Services Virtualization is usually defined as a virtual view (much like a database view, at least conceptually) of a real serviced managed through a policy. A Policy is a declarative (not-programmatic) set of administrative tasks. For example you can have authentication, authorization and generally speaking access management policies. Or you can define a set of minimal performances level policies in terms of SLAs. Or then you can have billing policies for your services (think at Amazon's web services) based on volumes or number of calls.

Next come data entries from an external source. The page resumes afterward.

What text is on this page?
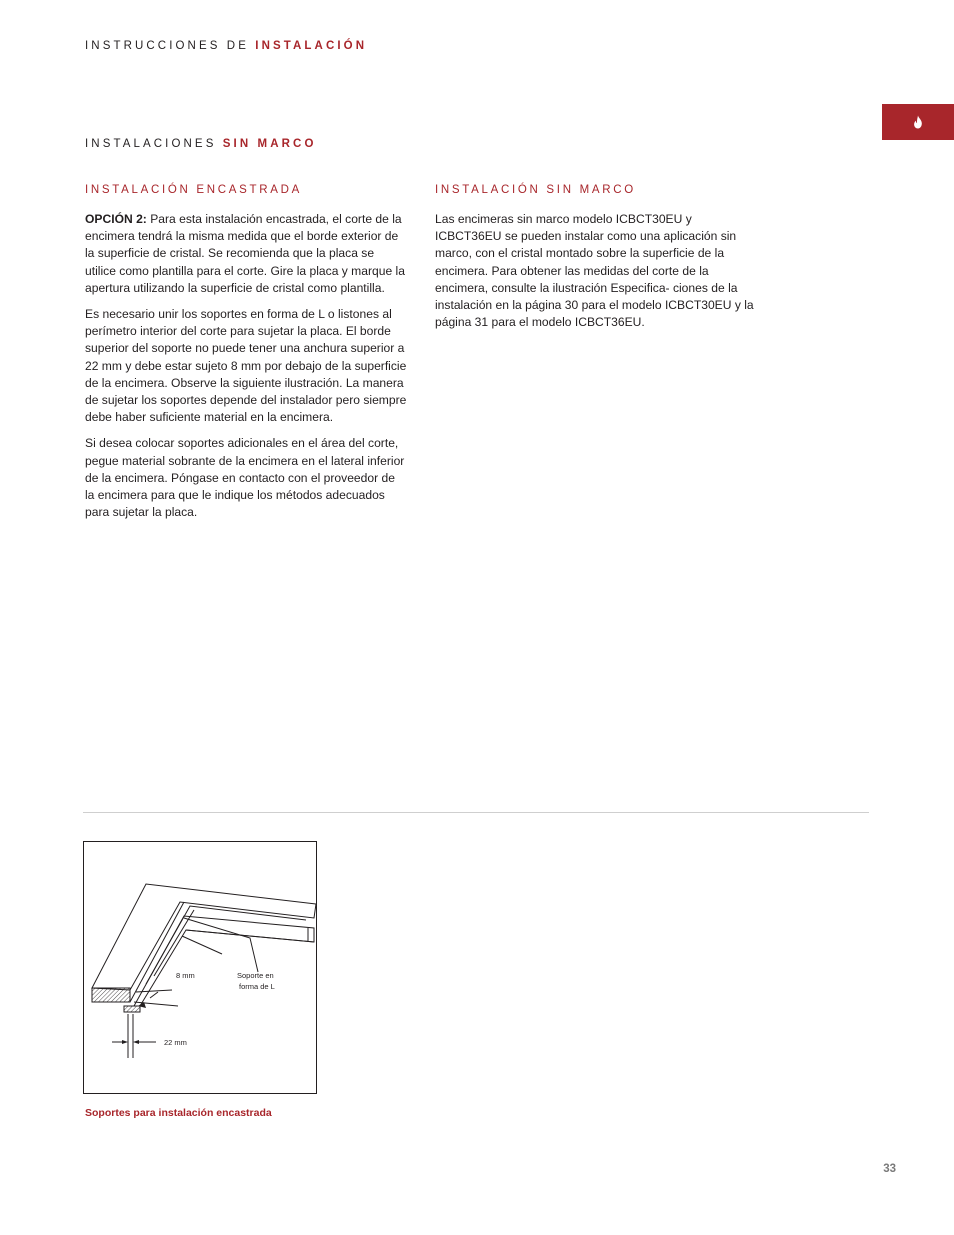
INSTRUCCIONES DE INSTALACIÓN
INSTALACIONES SIN MARCO
INSTALACIÓN ENCASTRADA

OPCIÓN 2: Para esta instalación encastrada, el corte de la encimera tendrá la misma medida que el borde exterior de la superficie de cristal. Se recomienda que la placa se utilice como plantilla para el corte. Gire la placa y marque la apertura utilizando la superficie de cristal como plantilla.

Es necesario unir los soportes en forma de L o listones al perímetro interior del corte para sujetar la placa. El borde superior del soporte no puede tener una anchura superior a 22 mm y debe estar sujeto 8 mm por debajo de la superficie de la encimera. Observe la siguiente ilustración. La manera de sujetar los soportes depende del instalador pero siempre debe haber suficiente material en la encimera.

Si desea colocar soportes adicionales en el área del corte, pegue material sobrante de la encimera en el lateral inferior de la encimera. Póngase en contacto con el proveedor de la encimera para que le indique los métodos adecuados para sujetar la placa.

INSTALACIÓN SIN MARCO

Las encimeras sin marco modelo ICBCT30EU y ICBCT36EU se pueden instalar como una aplicación sin marco, con el cristal montado sobre la superficie de la encimera. Para obtener las medidas del corte de la encimera, consulte la ilustración Especifica- ciones de la instalación en la página 30 para el modelo ICBCT30EU y la página 31 para el modelo ICBCT36EU.

8 mm	Soporte en
forma de L
22 mm
Soportes para instalación encastrada
33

Natural Requirements for PLM

SOA implies that business services and Composite Applications (CA) have to be handled like real products, so PLM (Product Lifecycle Management) issues and practices apply. Many vendors now offers (almost) comprehensive governance solutions which embrace policies + registry + artifacts repository and all the related versioning, but that's not enough. Governance solutions are platforms, but PLM is about the product and the process. Services needs to be created as the building blocks for CA, so they are part of the product lifecycle: the final product is the CA, while services are the components, which can be re-assembled and mixed to create other CA.
The main steps are:

Phase 1: Conceive
Imagine, Specify, Plan, Innovate

Phase 2: Design
Describe, Define, Develop, Test, Analyse and Validate

Phase 3: Realize
Manufacture, Make, Build, Procure, Produce, Sell and Deliver

Phase 4: Service
Use, Operate, Maintain, Support, Sustain, Phase-out, Retire, Recycle and Disposal

Why we should talk about PLM and not about ALM (Application lifecycle management)? ALM is just about software, while PLM is about manufacturing, so the first acronym sounds more natural. Because applications are monolithic, they are not composite in the same terms we use when building a product in manufacture. The roads to assemble a Composite Application are somehow different from Application ones, actually they are closer to manufacturing processes. The reason is that we want to create a predictable and repeatable assembly chain for services. ALM is really a subset of PLM: the Use, Operate, Maintain, Support, Sustain, Phase-out, Retire, Recycle and Disposal activities of Phase 4 needs to be operated at the level of each single Service and not at the Application level only. When we talk about SOA, services (the building blocks) are way more crucial than the resulting Composite Applications, like reliable foundations are for a house.


The Model T's body is joined to its chassis at the Highland Park plant

When we think again about the manufacturing metaphor, and specifically about car manufactures, we could assimilate the car as the final product of an assembly of other products. Let's say car wheels and tires has a clearly defined interface and the car maker just buys the product from another supplier. Tires producer knows its product can be assembled by a number of different clients, so it cannot make too many assumptions on the external world: they just have to respect the contract.

In conclusions, to be effective Services construction, assembly and maintenance require us to build our own assembly chain, following best PLM practices. But still best practices in this field are in their infancy.

The description of SOA I enjoy most is still Dan North's A Classic Introduction to SOA, which is additionally a very easy reading.